The issue is particularly thorny because it extends beyond the need to obtain permits. “In many cases it will not be possible to legalize a subject enclosure because every building has a permissible Floor Area Ratio (FAR), which essentially establishes how big the inhabited floor area is allowed to be,” Varone says. “Many buildings in Manhattan are already built to the maximum. You cannot just say, ‘Oh, I’m going to add another room here.’ If the proposed legalization of an enclosure means the building will exceed its permissible FAR, it will not be permitted. In such cases, all you will be able to do is turn the enclosure back into an exterior balcony.”
Real estate attorney Theresa Racht foresees major problems for co-op and condo boards. “Those enclosures are scattered all over the city,” she says. “They often started as a temporary enclosure and over the years would become more permanent. Many have been there for a very long time. Buildings, management companies, boards and owners might have changed. The records are going to be in many cases non-existent or very hard to obtain. It’s also going to be difficult for the boards to allocate responsibilities.”
Varone says the legality is a lot clearer when the current occupant erected the enclosure. “Then it’s on the owner,” he says.

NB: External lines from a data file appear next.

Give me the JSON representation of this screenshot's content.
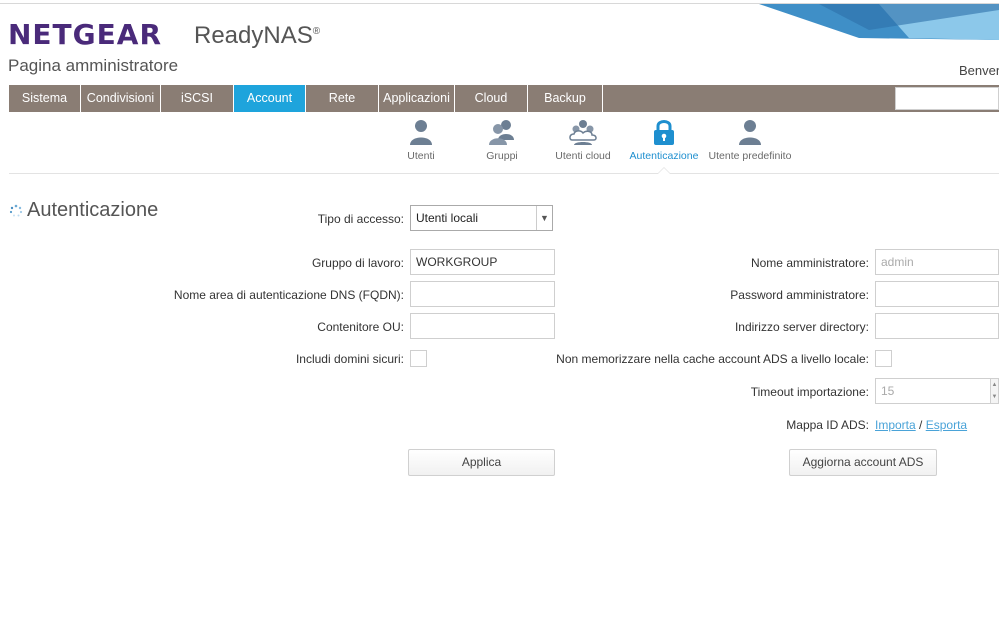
{
  "header": {
    "brand": "NETGEAR",
    "product": "ReadyNAS",
    "product_mark": "®",
    "subtitle": "Pagina amministratore",
    "welcome": "Benvenuto"
  },
  "nav": {
    "tabs": [
      {
        "label": "Sistema"
      },
      {
        "label": "Condivisioni"
      },
      {
        "label": "iSCSI"
      },
      {
        "label": "Account",
        "active": true
      },
      {
        "label": "Rete"
      },
      {
        "label": "Applicazioni"
      },
      {
        "label": "Cloud"
      },
      {
        "label": "Backup"
      }
    ]
  },
  "subnav": {
    "items": [
      {
        "label": "Utenti",
        "icon": "user-icon"
      },
      {
        "label": "Gruppi",
        "icon": "group-icon"
      },
      {
        "label": "Utenti cloud",
        "icon": "cloud-users-icon"
      },
      {
        "label": "Autenticazione",
        "icon": "lock-icon",
        "active": true
      },
      {
        "label": "Utente predefinito",
        "icon": "default-user-icon"
      }
    ]
  },
  "page": {
    "title": "Autenticazione"
  },
  "form": {
    "access_type_label": "Tipo di accesso:",
    "access_type_value": "Utenti locali",
    "workgroup_label": "Gruppo di lavoro:",
    "workgroup_value": "WORKGROUP",
    "dns_realm_label": "Nome area di autenticazione DNS (FQDN):",
    "dns_realm_value": "",
    "ou_label": "Contenitore OU:",
    "ou_value": "",
    "trusted_domains_label": "Includi domini sicuri:",
    "admin_name_label": "Nome amministratore:",
    "admin_name_placeholder": "admin",
    "admin_password_label": "Password amministratore:",
    "directory_server_label": "Indirizzo server directory:",
    "no_cache_label": "Non memorizzare nella cache account ADS a livello locale:",
    "import_timeout_label": "Timeout importazione:",
    "import_timeout_placeholder": "15",
    "ads_id_map_label": "Mappa ID ADS:",
    "import_link": "Importa",
    "separator": "/",
    "export_link": "Esporta",
    "apply_button": "Applica",
    "update_ads_button": "Aggiorna account ADS"
  },
  "colors": {
    "brand": "#4a2a7a",
    "nav_bg": "#8a7d74",
    "nav_active": "#1ea4dc",
    "subnav_active": "#1e8fcf",
    "link": "#4aa3d8"
  }
}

But what will happen if a board approved the sale of an apartment with that “extra room”? Varone suspects the answer will have to be hashed out later between residents and boards.
When facilitating an apartment sale, attorney Debra Powell asks if all approvals were obtained from the DOB. “But I never asked specifically about the balcony enclosures, because nothing was ever enforced,” Powell says. “Now I have to step up my due diligence. It has to be a specific conversation. It’s very common that the enclosures were done without a permit and nobody realized they needed one. And once you close the sale, it’s difficult if not impossible to go after the seller because usually the representation doesn’t survive [the closing].”
At present, there are more questions than answers. But Racht, the attorney, offers a solid prediction: “It looks like it will be a hornet’s nest.”